Emerging markets once presented the greatest political risks for multinationals, but the tables have turned. Kenya has felt this keenly, as British companies have drastically cut their investment to the East African nation since the Brexit referendum. Despite the dramatic push by China to finance Kenya's infrastructure, mining and energy, the United Kingdom remains Kenya's leading source of Foreign Direct Investment (FDI). The Jubilee-led government there has worked to diversify investment by creating Special Economic Zones (SEZs), broadening tax incentives beyond the traditional primary sector industries and utilising public private partnerships. But political risks, both global and local, weigh on the Kenyan economic outlook.

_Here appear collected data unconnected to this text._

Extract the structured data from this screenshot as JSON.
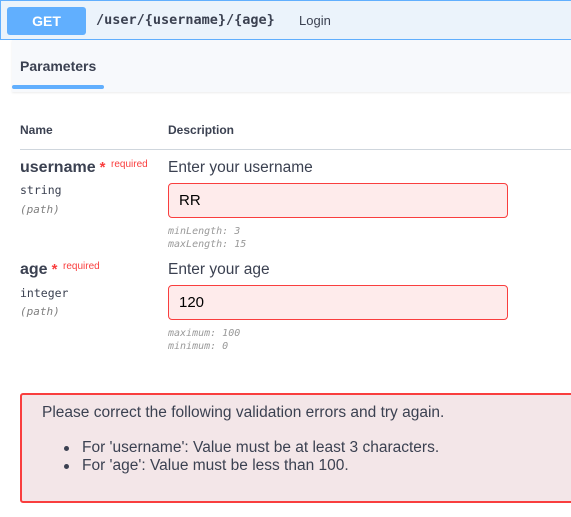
{
  "operation": {
    "method": "GET",
    "path": "/user/{username}/{age}",
    "summary": "Login"
  },
  "tab": {
    "label": "Parameters"
  },
  "columns": {
    "name": "Name",
    "description": "Description"
  },
  "params": [
    {
      "name": "username",
      "star": "*",
      "required": "required",
      "type": "string",
      "in": "(path)",
      "description": "Enter your username",
      "value": "RR",
      "constraints": [
        "minLength: 3",
        "maxLength: 15"
      ]
    },
    {
      "name": "age",
      "star": "*",
      "required": "required",
      "type": "integer",
      "in": "(path)",
      "description": "Enter your age",
      "value": "120",
      "constraints": [
        "maximum: 100",
        "minimum: 0"
      ]
    }
  ],
  "validation": {
    "message": "Please correct the following validation errors and try again.",
    "errors": [
      "For 'username': Value must be at least 3 characters.",
      "For 'age': Value must be less than 100."
    ]
  },
  "colors": {
    "method_blue": "#61affe",
    "error_red": "#f93e3e",
    "input_error_bg": "#feebeb",
    "error_box_bg": "#f3e6e8"
  }
}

Persistent uncertainty during Brexit negotiations, which have become fractious before they have even started, will likely continue to depress the UK economy and spook British businesses into maintaining a risk adverse position. Meanwhile, the prospect of rising US interest rates poses a risk to the shilling, while credit growth has slowed following the introduction of interest rate caps by the Kenyan government.

The economic outlook is further complicated by the possibility of local turmoil ahead of elections in August. Wrangling over the electoral commission, a chaotic and occasionally violent primary process and power struggles within the governing and opposition alliances have raised the spectre of the violence that afflicted Kenya after polls in 2007. While commentators believe that another conflagration on that scale is unlikely this time, killings by Al-Shabaab and pastoralist herders have underlined the fragility of the security outlook.

Kenya’s economic fundamentals are still among the strongest in Sub-Saharan Africa. It remains the second biggest destination for FDI in the region and has shown resilience in recent years, as GDP growth has consistently topped five percent. But the timetable of forthcoming political events, both at home and abroad, could depress FDI into the intermediate term.